Engagement trotz Bürgerkrieg

„Wollt Ihr eine Partnerschaft aufbauen, solltet Ihr wissen, wovon ihr redet“, war von Anfang an die Prämisse von Schwester Raphael-Marie, mit der Ilse Nirk eine tiefe Freundschaft verbindet. In den Folgejahren ist der Kontakt zwischen Ilse Nirk und Schwester Raphael-Marie nie abgebrochen.

Die Idee, vom Hochrhein aus vielen jungen Menschen in Ruanda Bildung zu ermöglichen, wurde seither stetig ausgebaut und verstärkt. Auch der Bürgerkrieg 1990 konnte Ilse Nirks Engagement nicht stoppen. Die beiden Frauen verfolgten konsequent die Idee der Partnerschaft. 1999 wurde die Justus-von-Liebig-Schule Partnerschule des allgemeinbildenden Kollegs in Save (Ruanda).

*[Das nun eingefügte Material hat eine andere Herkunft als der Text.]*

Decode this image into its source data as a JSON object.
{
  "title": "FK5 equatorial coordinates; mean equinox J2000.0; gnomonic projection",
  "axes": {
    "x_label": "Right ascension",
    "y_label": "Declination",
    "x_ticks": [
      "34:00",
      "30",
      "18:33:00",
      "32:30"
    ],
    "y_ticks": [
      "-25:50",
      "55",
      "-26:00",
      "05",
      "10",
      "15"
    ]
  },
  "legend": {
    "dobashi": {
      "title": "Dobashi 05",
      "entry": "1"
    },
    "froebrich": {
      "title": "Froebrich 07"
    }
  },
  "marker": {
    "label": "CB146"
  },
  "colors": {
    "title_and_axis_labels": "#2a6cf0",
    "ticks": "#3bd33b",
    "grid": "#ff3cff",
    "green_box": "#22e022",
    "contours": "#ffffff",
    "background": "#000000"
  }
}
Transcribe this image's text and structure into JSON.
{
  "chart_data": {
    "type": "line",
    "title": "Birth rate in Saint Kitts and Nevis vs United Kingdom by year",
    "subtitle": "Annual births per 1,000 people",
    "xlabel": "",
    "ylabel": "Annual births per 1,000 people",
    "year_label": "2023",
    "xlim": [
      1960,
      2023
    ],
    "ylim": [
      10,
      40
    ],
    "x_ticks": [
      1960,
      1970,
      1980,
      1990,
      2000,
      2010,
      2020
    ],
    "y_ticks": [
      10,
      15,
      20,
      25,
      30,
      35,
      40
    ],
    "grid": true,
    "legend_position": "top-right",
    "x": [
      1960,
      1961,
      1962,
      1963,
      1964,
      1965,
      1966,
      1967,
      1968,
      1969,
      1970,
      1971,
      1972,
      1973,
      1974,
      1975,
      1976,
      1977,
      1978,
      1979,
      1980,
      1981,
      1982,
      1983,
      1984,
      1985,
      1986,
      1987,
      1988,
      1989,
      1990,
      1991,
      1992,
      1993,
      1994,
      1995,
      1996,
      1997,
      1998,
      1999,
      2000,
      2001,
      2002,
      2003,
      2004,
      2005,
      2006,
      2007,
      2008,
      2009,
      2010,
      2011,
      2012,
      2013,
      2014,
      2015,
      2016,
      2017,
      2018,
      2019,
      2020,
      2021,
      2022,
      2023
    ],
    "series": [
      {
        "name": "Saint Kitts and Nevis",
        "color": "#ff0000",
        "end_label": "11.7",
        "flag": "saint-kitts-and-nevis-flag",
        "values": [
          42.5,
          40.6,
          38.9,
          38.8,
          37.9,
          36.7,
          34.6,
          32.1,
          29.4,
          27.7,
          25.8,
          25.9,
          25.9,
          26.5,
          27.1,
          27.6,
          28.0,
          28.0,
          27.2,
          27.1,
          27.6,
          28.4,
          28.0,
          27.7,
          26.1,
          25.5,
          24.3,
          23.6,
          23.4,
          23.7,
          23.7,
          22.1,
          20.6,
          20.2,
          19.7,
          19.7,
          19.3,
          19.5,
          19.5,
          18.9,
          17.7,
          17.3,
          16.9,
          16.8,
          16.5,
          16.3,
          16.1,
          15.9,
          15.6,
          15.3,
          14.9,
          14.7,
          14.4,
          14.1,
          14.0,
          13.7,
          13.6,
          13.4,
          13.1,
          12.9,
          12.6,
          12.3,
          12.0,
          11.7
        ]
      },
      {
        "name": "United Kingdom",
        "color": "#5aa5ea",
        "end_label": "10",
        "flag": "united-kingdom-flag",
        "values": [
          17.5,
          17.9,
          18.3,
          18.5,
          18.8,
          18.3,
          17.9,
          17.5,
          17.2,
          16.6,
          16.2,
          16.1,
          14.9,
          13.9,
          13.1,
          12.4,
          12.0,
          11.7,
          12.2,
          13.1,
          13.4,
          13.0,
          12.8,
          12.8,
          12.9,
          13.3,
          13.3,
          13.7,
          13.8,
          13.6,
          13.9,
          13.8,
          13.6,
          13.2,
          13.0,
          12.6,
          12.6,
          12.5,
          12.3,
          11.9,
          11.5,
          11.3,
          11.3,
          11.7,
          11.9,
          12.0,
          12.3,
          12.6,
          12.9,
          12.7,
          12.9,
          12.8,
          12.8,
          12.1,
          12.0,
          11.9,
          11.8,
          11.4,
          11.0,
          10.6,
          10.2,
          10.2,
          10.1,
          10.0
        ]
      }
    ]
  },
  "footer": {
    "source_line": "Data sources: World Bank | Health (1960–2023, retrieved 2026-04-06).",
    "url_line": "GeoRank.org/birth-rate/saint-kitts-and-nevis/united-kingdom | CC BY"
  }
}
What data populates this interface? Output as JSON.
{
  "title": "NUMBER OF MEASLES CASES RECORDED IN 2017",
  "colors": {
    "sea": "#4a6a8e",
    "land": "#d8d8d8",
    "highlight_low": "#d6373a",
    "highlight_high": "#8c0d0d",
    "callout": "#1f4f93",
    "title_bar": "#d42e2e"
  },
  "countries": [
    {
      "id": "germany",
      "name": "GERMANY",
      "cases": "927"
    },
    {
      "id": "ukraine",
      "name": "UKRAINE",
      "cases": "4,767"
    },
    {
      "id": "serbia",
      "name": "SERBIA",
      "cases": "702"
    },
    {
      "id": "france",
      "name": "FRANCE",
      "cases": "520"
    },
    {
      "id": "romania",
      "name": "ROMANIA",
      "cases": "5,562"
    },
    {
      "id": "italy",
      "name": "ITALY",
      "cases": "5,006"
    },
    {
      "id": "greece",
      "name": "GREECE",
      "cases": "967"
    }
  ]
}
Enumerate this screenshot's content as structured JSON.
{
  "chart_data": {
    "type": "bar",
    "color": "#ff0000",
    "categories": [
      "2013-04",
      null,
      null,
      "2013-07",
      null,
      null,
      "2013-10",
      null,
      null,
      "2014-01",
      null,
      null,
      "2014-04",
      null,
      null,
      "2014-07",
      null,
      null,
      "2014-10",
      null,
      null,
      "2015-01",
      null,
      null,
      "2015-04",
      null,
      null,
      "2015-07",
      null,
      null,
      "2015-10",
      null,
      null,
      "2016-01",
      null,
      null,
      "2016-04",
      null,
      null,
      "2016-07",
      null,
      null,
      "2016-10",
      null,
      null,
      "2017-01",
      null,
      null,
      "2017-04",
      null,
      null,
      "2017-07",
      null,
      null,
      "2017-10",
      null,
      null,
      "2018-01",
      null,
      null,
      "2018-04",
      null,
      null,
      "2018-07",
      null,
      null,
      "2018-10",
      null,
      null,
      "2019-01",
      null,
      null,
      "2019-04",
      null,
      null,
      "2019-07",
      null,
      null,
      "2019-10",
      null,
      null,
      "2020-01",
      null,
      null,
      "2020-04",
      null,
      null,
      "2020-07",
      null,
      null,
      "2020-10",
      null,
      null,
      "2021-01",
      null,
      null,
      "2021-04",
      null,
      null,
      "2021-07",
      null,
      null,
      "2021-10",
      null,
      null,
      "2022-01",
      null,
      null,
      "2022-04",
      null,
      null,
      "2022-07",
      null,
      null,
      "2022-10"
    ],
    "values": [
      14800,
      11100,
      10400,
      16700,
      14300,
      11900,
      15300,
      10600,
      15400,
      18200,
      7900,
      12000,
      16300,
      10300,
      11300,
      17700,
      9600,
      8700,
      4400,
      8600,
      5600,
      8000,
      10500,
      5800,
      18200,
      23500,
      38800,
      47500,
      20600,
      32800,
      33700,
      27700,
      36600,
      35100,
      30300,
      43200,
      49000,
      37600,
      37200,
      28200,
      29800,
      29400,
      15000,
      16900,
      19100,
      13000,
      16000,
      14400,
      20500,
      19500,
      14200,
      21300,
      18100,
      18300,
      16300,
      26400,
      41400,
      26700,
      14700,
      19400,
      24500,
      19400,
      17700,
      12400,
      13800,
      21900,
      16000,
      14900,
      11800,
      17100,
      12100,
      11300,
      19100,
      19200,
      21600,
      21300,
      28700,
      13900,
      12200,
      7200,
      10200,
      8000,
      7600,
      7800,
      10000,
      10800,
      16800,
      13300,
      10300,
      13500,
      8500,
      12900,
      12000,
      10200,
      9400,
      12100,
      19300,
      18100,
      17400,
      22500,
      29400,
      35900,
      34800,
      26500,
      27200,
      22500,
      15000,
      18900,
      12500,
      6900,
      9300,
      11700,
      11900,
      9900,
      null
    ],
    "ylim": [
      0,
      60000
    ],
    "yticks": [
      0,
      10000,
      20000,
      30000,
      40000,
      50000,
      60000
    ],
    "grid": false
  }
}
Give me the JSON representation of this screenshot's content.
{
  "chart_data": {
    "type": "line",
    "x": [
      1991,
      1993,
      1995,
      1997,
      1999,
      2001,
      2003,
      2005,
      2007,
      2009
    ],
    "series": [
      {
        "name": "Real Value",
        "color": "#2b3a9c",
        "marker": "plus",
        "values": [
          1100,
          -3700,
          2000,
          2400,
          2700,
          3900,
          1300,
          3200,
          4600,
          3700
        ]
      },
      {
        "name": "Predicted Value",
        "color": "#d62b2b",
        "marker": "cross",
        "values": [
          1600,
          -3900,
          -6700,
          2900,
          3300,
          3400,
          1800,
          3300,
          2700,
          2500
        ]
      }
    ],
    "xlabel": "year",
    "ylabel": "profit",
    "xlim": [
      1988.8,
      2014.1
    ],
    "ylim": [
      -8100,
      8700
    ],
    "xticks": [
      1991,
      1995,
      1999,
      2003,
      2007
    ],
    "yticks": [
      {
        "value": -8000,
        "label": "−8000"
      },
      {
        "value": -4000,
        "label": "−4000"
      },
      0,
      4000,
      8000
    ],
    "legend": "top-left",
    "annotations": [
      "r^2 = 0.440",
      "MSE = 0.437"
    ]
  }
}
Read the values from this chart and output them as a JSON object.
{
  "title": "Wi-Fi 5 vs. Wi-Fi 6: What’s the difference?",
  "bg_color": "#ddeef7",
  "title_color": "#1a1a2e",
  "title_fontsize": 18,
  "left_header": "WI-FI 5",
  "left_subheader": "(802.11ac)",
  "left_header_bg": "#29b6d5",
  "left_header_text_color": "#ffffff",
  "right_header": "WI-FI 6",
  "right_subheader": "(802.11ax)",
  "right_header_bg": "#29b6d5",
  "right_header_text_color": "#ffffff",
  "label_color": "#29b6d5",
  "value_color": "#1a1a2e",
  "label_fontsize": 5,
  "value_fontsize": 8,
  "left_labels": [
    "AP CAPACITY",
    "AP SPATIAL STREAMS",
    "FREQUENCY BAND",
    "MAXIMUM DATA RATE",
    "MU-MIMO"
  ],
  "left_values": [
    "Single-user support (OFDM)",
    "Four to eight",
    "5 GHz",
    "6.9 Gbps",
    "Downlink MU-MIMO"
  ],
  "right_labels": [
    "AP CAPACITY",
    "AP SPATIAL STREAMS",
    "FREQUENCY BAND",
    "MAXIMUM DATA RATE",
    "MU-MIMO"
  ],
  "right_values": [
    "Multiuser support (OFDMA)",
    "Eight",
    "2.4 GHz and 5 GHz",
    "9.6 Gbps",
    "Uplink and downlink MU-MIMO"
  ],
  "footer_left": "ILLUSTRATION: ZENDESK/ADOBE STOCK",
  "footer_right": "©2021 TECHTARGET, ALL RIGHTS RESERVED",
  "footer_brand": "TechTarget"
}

Hilfe für Ruanda in vielfältiger Form

Bis heute werden zahlreiche ehrenamtliche Aktionen, wie Benefizkonzerte und Spendenaktionen durchgeführt, um die Partnerschule zu unterstützen. Mit all diesen Spenden konnte in den zurückliegenden drei Jahrzehnten vieles erreicht werden. Das reicht vom Aufbau eines Schulrestaurants bis hin zur stetigen Unterstützung durch die Schulpartnerschaft. Seit fast zwei Jahren gibt es den Verein „Gemeinsam mit Save/Ruanda“, dessen Vorsitz Ilse Nirk übernommen hat.

Der Lauchringer Bürgermeister Thomas Schäuble, den eine langjährige Freundschaft mit Ilse Nirk verbindet, erinnerte in seiner Rede daran, dass Klemens Nirk ebenfalls für den Orden vorgeschlagen war. In ihren Dankesworten wies Ilse Nirk darauf hin, dass die Hilfe für Ruanda nur dank des Engagements Vieler zu leisten ist.